In Q2 2017, AIG’s Valic, its digital services unit reached US$99.2bn from US$95.2bn in assets under management at the start of the year. Although AIG has invested plenty of time and money creating digital services at Valic, it is now seeking new ways to use AI, data/analytics and the computational algorithms behind robo-advising platforms to cater to specific clients in the individual retirement business. Valic has 1,000+ financial advisers and recently joined up with startup firm RetireUp to use new software in March.
According to research by Aite Group, the digital advice market will reach US$1tn by 2020 and under Brian Duperreault, AIG’s current CEO, the group is embracing technology on all fronts to streamline operations and forge relationships with multiple online wealth management platforms.
AIG has said of the renewed focus on wealth management platforms: “An important part of our strategy is to make sure that we’re at the leading edge of how to work with those organizations.

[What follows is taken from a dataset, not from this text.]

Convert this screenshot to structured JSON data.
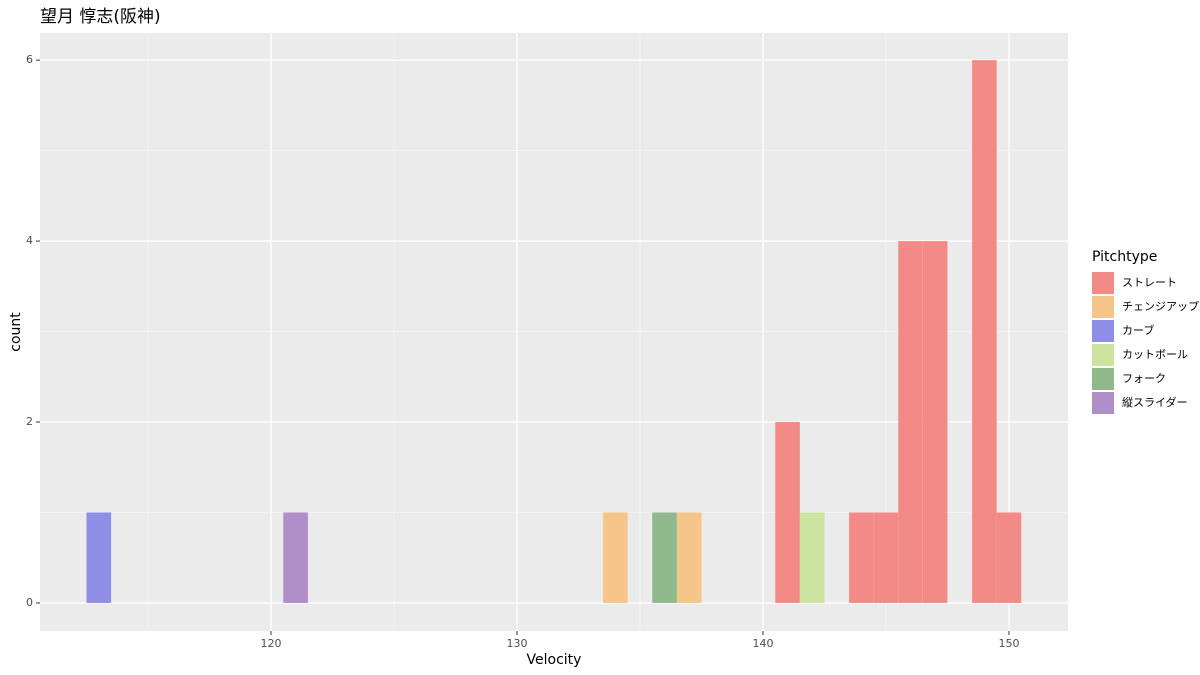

Robo advisors are a re-affirmation of how big the retirement opportunity is in the US”
Ultimately, the proliferation of AI-based services from chatbots to customer authentication and now financial planning robo services represents a paradigm shift for industry incumbents such as AIG. In the face of such disruption, the aggressive investment into robo-advisory by AIG is a signal of their belief and commitment to self-disruption i.e the ability to renew one’s own capabilities before new entrants gain traction.